If you keep track of all of this for a month or two and it averages out to what you have been claiming on your taxes then your all good. But speaking from experience, saying because my tax professional said that is what is average, doesnt usually fly, not without a little back up.
Reply
TomCopeland 09:11 PM 02-21-2012
Originally Posted by wdmmom:
I was told by my accountant that you take your business hours you are open and can add 2 hours per day for cleaning, prep, paperwork, shopping, etc.

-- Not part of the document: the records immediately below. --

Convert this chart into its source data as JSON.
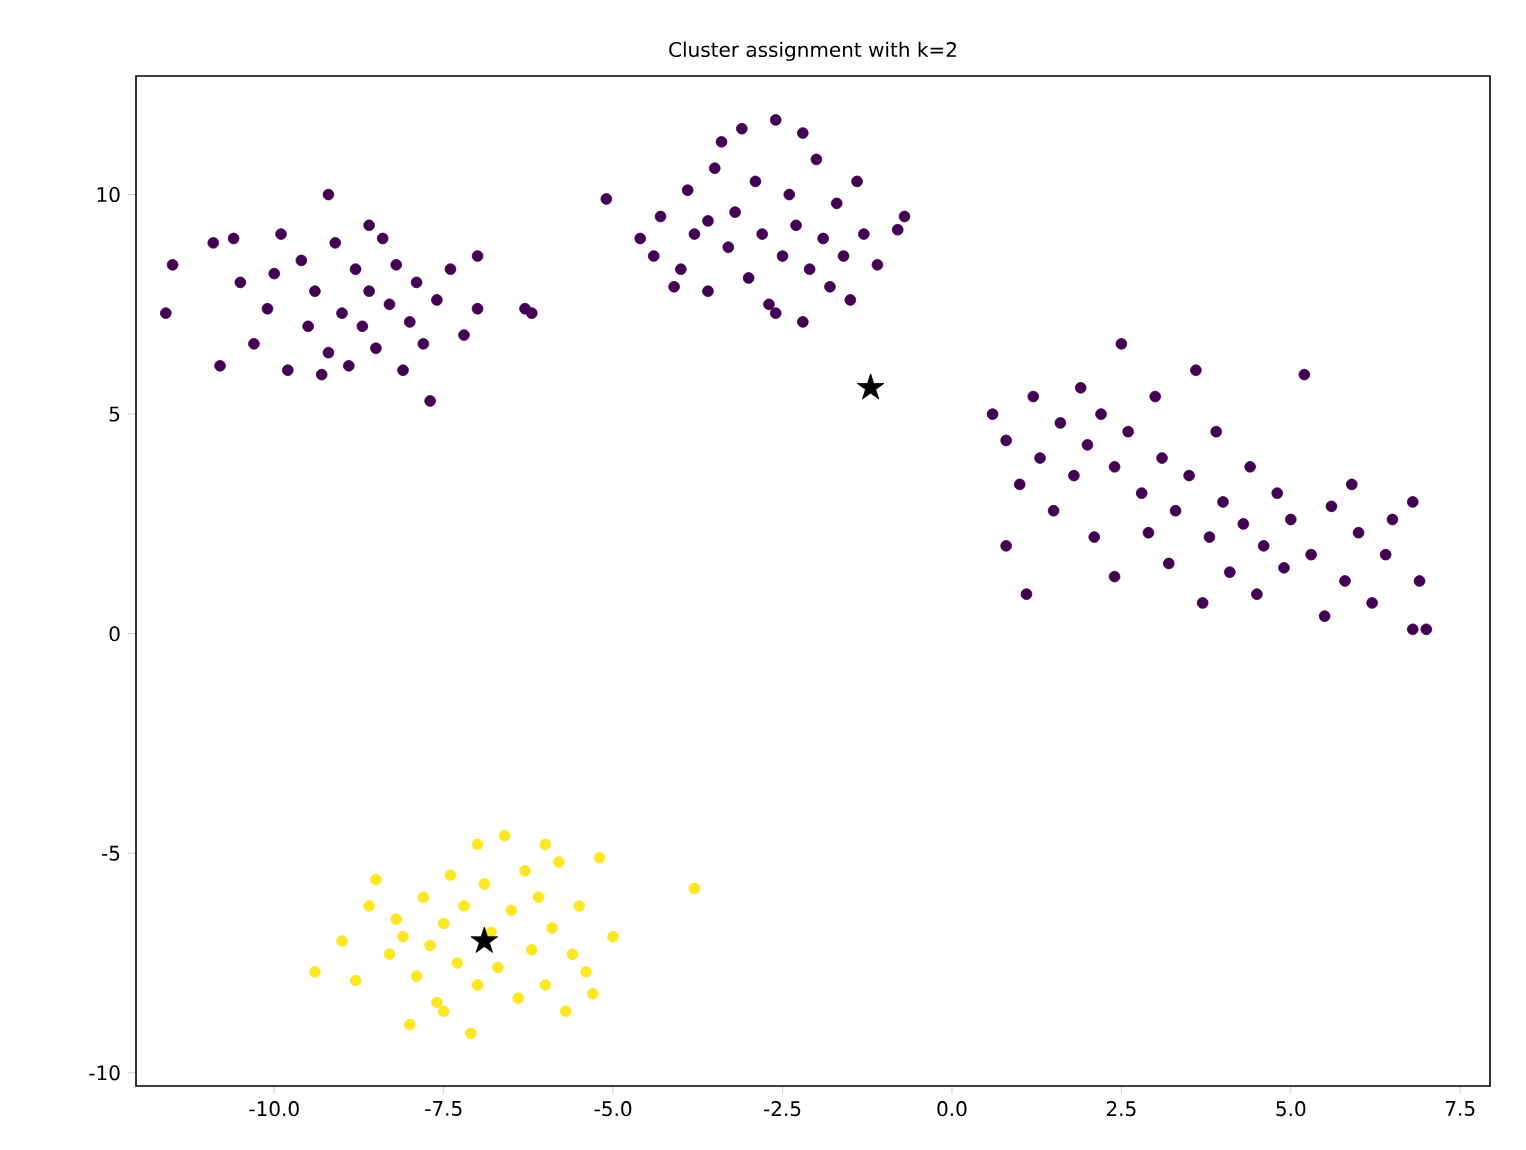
{
  "chart_data": {
    "type": "scatter",
    "title": "Cluster assignment with k=2",
    "marker": "circle",
    "grid": false,
    "xlim": [
      -12.04,
      7.94
    ],
    "ylim": [
      -10.3,
      12.7
    ],
    "xticks": [
      {
        "value": -10,
        "label": "-10.0"
      },
      {
        "value": -7.5,
        "label": "-7.5"
      },
      {
        "value": -5,
        "label": "-5.0"
      },
      {
        "value": -2.5,
        "label": "-2.5"
      },
      {
        "value": 0,
        "label": "0.0"
      },
      {
        "value": 2.5,
        "label": "2.5"
      },
      {
        "value": 5,
        "label": "5.0"
      },
      {
        "value": 7.5,
        "label": "7.5"
      }
    ],
    "yticks": [
      -10,
      -5,
      0,
      5,
      10
    ],
    "series": [
      {
        "color": "#440154",
        "x": [
          -11.5,
          -11.6,
          -10.8,
          -10.9,
          -10.5,
          -10.3,
          -10.1,
          -9.9,
          -9.8,
          -9.6,
          -9.5,
          -9.4,
          -9.2,
          -9.2,
          -9.1,
          -9.0,
          -8.9,
          -8.8,
          -8.7,
          -8.6,
          -8.5,
          -8.4,
          -8.3,
          -8.2,
          -8.1,
          -8.0,
          -7.9,
          -7.8,
          -7.7,
          -7.6,
          -7.4,
          -7.2,
          -7.0,
          -7.0,
          -6.3,
          -6.2,
          -10.6,
          -9.3,
          -8.6,
          -10.0,
          -5.1,
          -4.6,
          -4.4,
          -4.3,
          -4.0,
          -3.9,
          -3.8,
          -3.6,
          -3.5,
          -3.4,
          -3.3,
          -3.2,
          -3.0,
          -2.9,
          -2.8,
          -2.7,
          -2.6,
          -2.5,
          -2.4,
          -2.3,
          -2.2,
          -2.1,
          -2.0,
          -1.9,
          -1.8,
          -1.7,
          -1.6,
          -1.5,
          -1.4,
          -1.3,
          -1.1,
          -0.8,
          -0.7,
          -3.1,
          -4.1,
          -2.2,
          -3.6,
          -2.6,
          0.6,
          0.8,
          0.8,
          1.0,
          1.1,
          1.2,
          1.3,
          1.5,
          1.6,
          1.8,
          1.9,
          2.0,
          2.1,
          2.2,
          2.4,
          2.4,
          2.5,
          2.6,
          2.8,
          2.9,
          3.0,
          3.1,
          3.2,
          3.3,
          3.5,
          3.6,
          3.7,
          3.8,
          3.9,
          4.0,
          4.1,
          4.3,
          4.4,
          4.5,
          4.6,
          4.8,
          4.9,
          5.0,
          5.2,
          5.3,
          5.5,
          5.6,
          5.8,
          6.0,
          6.2,
          6.4,
          6.8,
          6.8,
          6.9,
          7.0,
          6.5,
          5.9
        ],
        "values": [
          8.4,
          7.3,
          6.1,
          8.9,
          8.0,
          6.6,
          7.4,
          9.1,
          6.0,
          8.5,
          7.0,
          7.8,
          10.0,
          6.4,
          8.9,
          7.3,
          6.1,
          8.3,
          7.0,
          7.8,
          6.5,
          9.0,
          7.5,
          8.4,
          6.0,
          7.1,
          8.0,
          6.6,
          5.3,
          7.6,
          8.3,
          6.8,
          8.6,
          7.4,
          7.4,
          7.3,
          9.0,
          5.9,
          9.3,
          8.2,
          9.9,
          9.0,
          8.6,
          9.5,
          8.3,
          10.1,
          9.1,
          7.8,
          10.6,
          11.2,
          8.8,
          9.6,
          8.1,
          10.3,
          9.1,
          7.5,
          11.7,
          8.6,
          10.0,
          9.3,
          7.1,
          8.3,
          10.8,
          9.0,
          7.9,
          9.8,
          8.6,
          7.6,
          10.3,
          9.1,
          8.4,
          9.2,
          9.5,
          11.5,
          7.9,
          11.4,
          9.4,
          7.3,
          5.0,
          4.4,
          2.0,
          3.4,
          0.9,
          5.4,
          4.0,
          2.8,
          4.8,
          3.6,
          5.6,
          4.3,
          2.2,
          5.0,
          1.3,
          3.8,
          6.6,
          4.6,
          3.2,
          2.3,
          5.4,
          4.0,
          1.6,
          2.8,
          3.6,
          6.0,
          0.7,
          2.2,
          4.6,
          3.0,
          1.4,
          2.5,
          3.8,
          0.9,
          2.0,
          3.2,
          1.5,
          2.6,
          5.9,
          1.8,
          0.4,
          2.9,
          1.2,
          2.3,
          0.7,
          1.8,
          3.0,
          0.1,
          1.2,
          0.1,
          2.6,
          3.4
        ]
      },
      {
        "color": "#fde725",
        "x": [
          -9.4,
          -9.0,
          -8.8,
          -8.6,
          -8.5,
          -8.3,
          -8.2,
          -8.0,
          -7.9,
          -7.8,
          -7.7,
          -7.6,
          -7.5,
          -7.4,
          -7.3,
          -7.2,
          -7.1,
          -7.0,
          -6.9,
          -6.8,
          -6.7,
          -6.6,
          -6.5,
          -6.4,
          -6.3,
          -6.2,
          -6.1,
          -6.0,
          -5.9,
          -5.8,
          -5.7,
          -5.6,
          -5.5,
          -5.4,
          -5.2,
          -5.3,
          -5.0,
          -3.8,
          -7.0,
          -8.1,
          -6.0,
          -7.5
        ],
        "values": [
          -7.7,
          -7.0,
          -7.9,
          -6.2,
          -5.6,
          -7.3,
          -6.5,
          -8.9,
          -7.8,
          -6.0,
          -7.1,
          -8.4,
          -6.6,
          -5.5,
          -7.5,
          -6.2,
          -9.1,
          -8.0,
          -5.7,
          -6.8,
          -7.6,
          -4.6,
          -6.3,
          -8.3,
          -5.4,
          -7.2,
          -6.0,
          -8.0,
          -6.7,
          -5.2,
          -8.6,
          -7.3,
          -6.2,
          -7.7,
          -5.1,
          -8.2,
          -6.9,
          -5.8,
          -4.8,
          -6.9,
          -4.8,
          -8.6
        ]
      },
      {
        "color": "#000000",
        "marker": "star",
        "x": [
          -1.2,
          -6.9
        ],
        "values": [
          5.6,
          -7.0
        ]
      }
    ]
  }
}
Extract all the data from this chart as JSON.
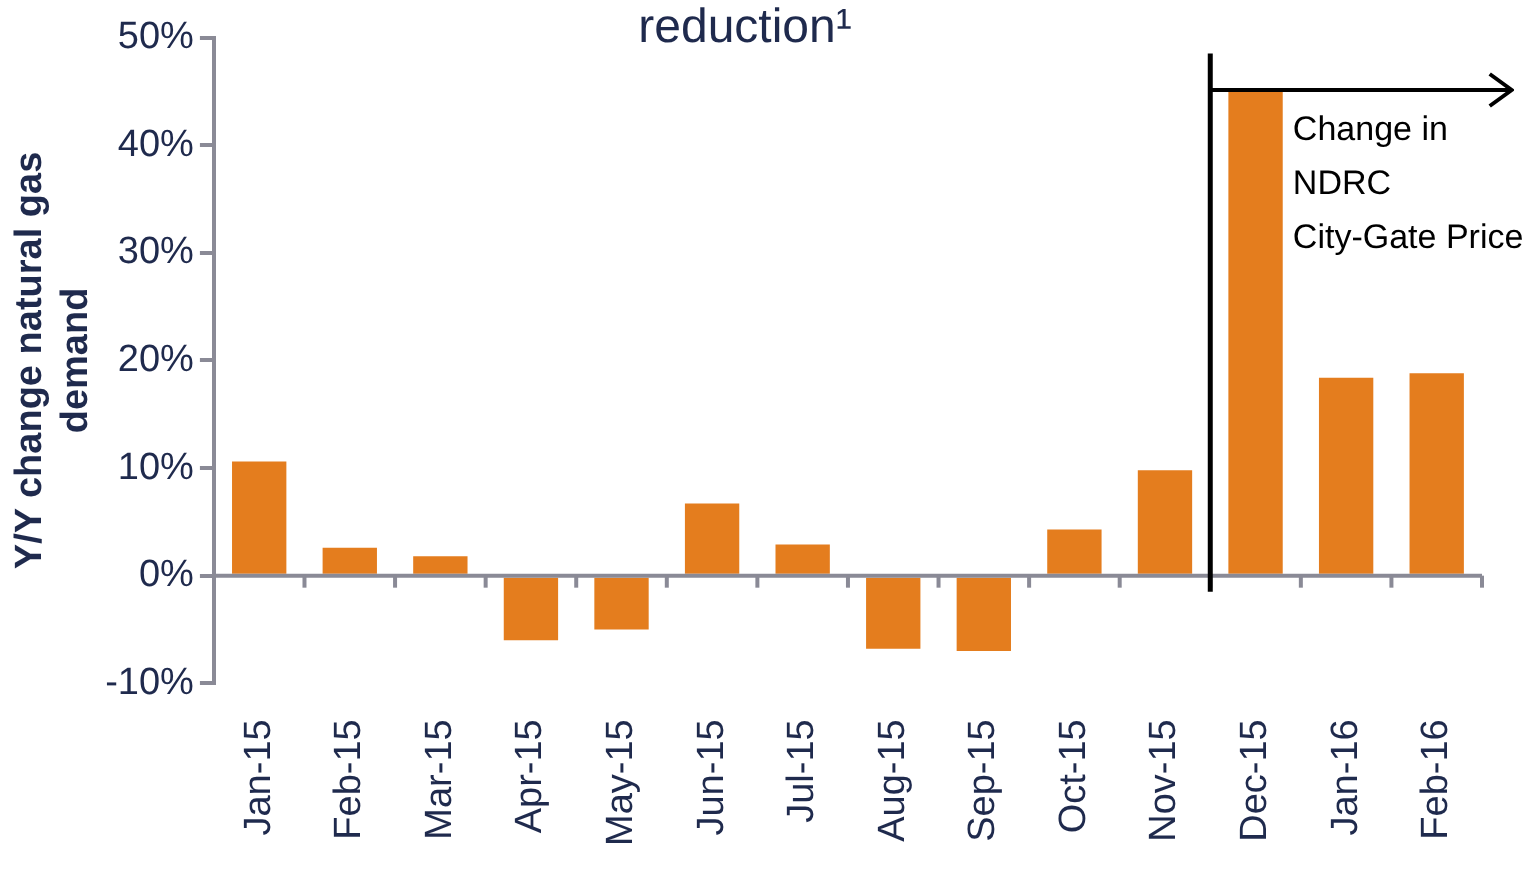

No, don't do this. You must have records to show the hours you worked. Without backup records, the IRS will not allow you to count hours. Keep at least two months of careful records each year and use the average for these two months for the rest of the year.
Reply
Country Kids 06:58 AM 02-22-2012
So here is my question-is there a limit on the number of hours you can claim a day? I have to do some things before work and of course after work. What would the determine a reasonable cleaning amount. How would you determine what would be for family and what would be for childcare. I think since we have different guidelines in cleaning for childcare that probably most of your cleaning turns into being for chidcare more than family.
Reply
MrsB 07:50 AM 02-22-2012
I know it seems somewhat redundant to use your time/space% to calculate your cleaning time, to calculate your time/space%. But over the last 7 years my t/s% has averaged about 45%. So I track all my cleaning hours and claim 45% as daycare cleaning. This method passed in my audit! Another way to do it would be, on a vacation week or days that you are not open for daycare, keep track of how many hours you clean for home, then how many hours you clean during days/weeks you have daycare. When you subtract the 2 it will give you an idea of how much MORE you clean for daycare rather than if you had no daycare.
Reply
TomCopeland 04:47 PM 02-22-2012
Originally Posted by Country Kids:
So here is my question-is there a limit on the number of hours you can claim a day? I have to do some things before work and of course after work. What would the determine a reasonable cleaning amount. How would you determine what would be for family and what would be for childcare. I think since we have different guidelines in cleaning for childcare that probably most of your cleaning turns into being for chidcare more than family.
There is no limit on the number of hours you can claim in a day that you worked in your home when children were not present. One way to break out business from personal cleaning is to count heads. 3 personal people and 6 business children = 67% business, so count 67% of your cleaning time as business. This is just one way.